Season two It’s hard to write about the second season at once, and the first one is even harder – I watched it three years ago. So in the beginning, perhaps briefly, about the first. It was interesting, although I had only moved in from the second series - the first one seemed wildly boring. However, the first impression was deceptive - the intensity of drama in Les Revenants is more than 9000, which is multiplied by the original plot. The ending was also powerful and very appropriate.
And all of a sudden, season two. Honestly, I thought that after such a fat point, season two would be loosely tied to the first one - like they did in Forsaken. It’s not like it’s in “True Detective.” Unfortunately, the creators of the series did not think of such a decision.
The second season is a direct continuation of the first. The dead are quite “alive” and huddle in abandoned houses with relatives. Lucy wants to somehow “save” them, and everyone else has no idea what to do. In the city, the military, who are trying to figure out what is happening, send an investigator from the center for the same purpose, but the residents are silent like partisans. However, the right questions, for obvious reasons, they are not asked.
The problem is that the creators of the second season could not offer any new concept, any large-scale intrigue to the audience. In the first season, the intrigue was: “The dead have risen, how to live now?” And here - half the season, everyone just bumps in one place, Lucy wants to somehow help the returnees, the preacher from the "Help Hand" wants to fight the mervyaks, but does not know how; infernal Milan also achieves something ... or maybe not; the boy-visionary Victor ... it is also unclear what he wants ...
With mysticism and understatement, it is not that overkill is rather a lack of motivation among heroes. That's where the problem is.
It was planned to keep the viewer at the screen by revealing old secrets, but as a result, new ones were added to them. We now know why the dead came back, but now we don’t know who Lucy and Victor are, because previous ideas about their nature were not entirely correct. Milan is introduced - the predecessor of the "Help", the "godfather" of local bandits and part-time leader of the sect, the father of a maniac from the first season. It looks significant and threatening - but why do you need it? The writers themselves don’t seem to understand.
And the ending, this time to match the whole season, is very, very strange.
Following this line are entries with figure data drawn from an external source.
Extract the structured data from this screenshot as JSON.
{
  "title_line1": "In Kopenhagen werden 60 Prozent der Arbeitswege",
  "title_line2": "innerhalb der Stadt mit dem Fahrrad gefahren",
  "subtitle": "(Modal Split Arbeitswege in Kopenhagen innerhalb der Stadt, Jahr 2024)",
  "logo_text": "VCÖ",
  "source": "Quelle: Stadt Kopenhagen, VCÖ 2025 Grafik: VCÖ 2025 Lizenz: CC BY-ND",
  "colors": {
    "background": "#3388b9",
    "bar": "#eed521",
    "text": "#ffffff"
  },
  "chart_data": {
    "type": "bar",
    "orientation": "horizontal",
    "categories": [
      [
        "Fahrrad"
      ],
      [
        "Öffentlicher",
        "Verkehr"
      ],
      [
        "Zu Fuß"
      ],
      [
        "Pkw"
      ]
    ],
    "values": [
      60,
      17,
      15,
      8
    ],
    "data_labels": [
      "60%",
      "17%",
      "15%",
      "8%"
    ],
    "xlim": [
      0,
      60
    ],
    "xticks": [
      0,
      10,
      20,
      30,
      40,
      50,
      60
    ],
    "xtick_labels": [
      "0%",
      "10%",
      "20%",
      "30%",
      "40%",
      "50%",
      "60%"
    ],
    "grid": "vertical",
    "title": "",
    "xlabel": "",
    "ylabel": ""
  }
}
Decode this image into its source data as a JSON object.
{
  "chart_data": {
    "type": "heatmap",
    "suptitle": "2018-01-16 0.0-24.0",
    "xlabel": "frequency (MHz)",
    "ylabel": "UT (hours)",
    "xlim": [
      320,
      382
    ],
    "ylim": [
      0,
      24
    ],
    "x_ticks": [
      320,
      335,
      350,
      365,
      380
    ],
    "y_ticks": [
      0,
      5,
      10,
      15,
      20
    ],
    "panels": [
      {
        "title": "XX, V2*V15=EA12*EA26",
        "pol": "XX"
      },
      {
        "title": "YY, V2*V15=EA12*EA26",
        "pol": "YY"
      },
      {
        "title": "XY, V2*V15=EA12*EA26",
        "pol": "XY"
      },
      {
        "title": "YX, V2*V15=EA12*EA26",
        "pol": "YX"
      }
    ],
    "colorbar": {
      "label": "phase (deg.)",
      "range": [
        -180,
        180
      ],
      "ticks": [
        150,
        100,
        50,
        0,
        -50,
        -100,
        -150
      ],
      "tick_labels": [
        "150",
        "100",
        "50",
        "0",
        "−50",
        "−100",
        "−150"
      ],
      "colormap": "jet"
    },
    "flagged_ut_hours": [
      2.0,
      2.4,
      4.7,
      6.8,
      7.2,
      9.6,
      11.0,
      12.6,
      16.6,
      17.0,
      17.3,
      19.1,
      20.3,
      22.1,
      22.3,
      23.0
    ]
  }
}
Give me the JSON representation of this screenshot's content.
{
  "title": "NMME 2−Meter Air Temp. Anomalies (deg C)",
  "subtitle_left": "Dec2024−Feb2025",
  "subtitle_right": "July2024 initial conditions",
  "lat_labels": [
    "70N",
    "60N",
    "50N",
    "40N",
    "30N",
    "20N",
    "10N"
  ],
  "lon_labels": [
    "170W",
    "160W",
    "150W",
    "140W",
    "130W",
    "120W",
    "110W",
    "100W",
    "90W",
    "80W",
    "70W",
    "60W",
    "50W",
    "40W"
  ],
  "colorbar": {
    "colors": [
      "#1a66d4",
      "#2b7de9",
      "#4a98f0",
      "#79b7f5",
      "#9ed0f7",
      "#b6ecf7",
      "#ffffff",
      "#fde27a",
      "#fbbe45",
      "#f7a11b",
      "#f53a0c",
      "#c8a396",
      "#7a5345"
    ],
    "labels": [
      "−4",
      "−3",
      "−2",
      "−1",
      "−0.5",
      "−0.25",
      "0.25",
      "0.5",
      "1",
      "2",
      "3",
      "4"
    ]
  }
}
Result: the second season is tortured, sucked out of the finger. He sheds light on some of the riddles of the former, but constantly breeds entities unnecessarily, leaving more questions. Powerful conflict did not work – until the last three series, the plot sags steadily. It seems that the creators of Les Revenants really wanted to continue the series, but they had no ideas – filmed where the curve will take. It is a pity if because of this the series bends finally - however, better fat point than such a sequel.